A costly treatment for overstretched health systems
Even with these promising results, there are many challenges in getting the antivenom to those who could benefit from it.
First, extensive work is still needed to test the antivenom in larger animals and in humans, after which the relevant health authorities must approve it.
An even greater challenge may be that producing antivenom is not free. It costs money – and money is in short supply in many African healthcare systems.
For this reason, building a viable business around producing an antivenom that could save lives in some of the world’s poorest countries is difficult. As a result, attracting the necessary investment to develop it can be challenging.
“The problem is that it is not a medicine you take every day for the rest of your life but a treatment you receive once after being bitten. For it to be commercially viable, each treatment would have to be expensive – and those bitten by snakes are often among the poorest people in the poorest regions of the world’s poorest countries,” says Andreas Hougaard Laustsen-Kiel.

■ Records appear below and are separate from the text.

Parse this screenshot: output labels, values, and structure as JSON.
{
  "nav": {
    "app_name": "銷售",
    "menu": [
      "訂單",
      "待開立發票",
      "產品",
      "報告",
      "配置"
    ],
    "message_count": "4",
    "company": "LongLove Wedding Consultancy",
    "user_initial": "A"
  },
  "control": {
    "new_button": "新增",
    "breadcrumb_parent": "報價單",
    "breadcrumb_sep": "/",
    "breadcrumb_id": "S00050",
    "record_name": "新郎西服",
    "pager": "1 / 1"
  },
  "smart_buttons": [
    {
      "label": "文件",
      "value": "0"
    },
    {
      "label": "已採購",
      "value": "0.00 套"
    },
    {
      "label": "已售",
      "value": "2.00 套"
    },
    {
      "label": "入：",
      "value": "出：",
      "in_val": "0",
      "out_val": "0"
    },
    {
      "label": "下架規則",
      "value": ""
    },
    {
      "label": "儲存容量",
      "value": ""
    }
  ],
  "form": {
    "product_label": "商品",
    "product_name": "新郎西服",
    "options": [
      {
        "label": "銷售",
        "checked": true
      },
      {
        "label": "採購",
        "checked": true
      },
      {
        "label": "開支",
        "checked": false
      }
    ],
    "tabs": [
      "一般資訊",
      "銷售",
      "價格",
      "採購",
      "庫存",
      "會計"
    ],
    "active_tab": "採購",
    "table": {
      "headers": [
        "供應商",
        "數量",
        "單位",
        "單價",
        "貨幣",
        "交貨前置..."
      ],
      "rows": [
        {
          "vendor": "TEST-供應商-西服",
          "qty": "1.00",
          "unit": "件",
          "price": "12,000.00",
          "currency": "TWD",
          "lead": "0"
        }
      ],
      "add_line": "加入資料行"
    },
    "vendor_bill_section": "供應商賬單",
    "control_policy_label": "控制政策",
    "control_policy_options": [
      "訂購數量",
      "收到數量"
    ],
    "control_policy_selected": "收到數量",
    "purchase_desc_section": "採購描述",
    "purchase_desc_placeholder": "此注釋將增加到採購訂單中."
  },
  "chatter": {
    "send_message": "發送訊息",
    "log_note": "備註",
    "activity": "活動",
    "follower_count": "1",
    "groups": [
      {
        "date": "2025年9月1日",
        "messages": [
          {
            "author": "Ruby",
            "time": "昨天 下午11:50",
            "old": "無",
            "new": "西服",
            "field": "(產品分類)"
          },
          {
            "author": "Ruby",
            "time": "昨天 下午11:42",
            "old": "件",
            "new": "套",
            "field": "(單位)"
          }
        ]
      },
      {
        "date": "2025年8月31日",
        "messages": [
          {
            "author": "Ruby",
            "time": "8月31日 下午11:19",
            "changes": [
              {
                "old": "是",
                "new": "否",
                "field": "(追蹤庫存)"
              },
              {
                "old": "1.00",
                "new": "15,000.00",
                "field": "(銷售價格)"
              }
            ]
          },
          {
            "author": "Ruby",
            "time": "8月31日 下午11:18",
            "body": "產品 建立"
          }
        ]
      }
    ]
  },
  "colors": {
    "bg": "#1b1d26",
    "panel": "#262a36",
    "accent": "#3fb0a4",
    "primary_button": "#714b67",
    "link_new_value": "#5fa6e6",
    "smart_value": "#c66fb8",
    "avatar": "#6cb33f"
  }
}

He is therefore working with colleagues to find models that can get the antivenom to those who need it.
“We need to find a different way of doing this. In addition, we do not need to worry about whether the antivenom will still work in 50 or 100 years, because snake venom does not evolve in the same way as bacteria or viruses. This means that a product like this could remain on the market far into the future,” says Andreas Hougaard Laustsen-Kiel.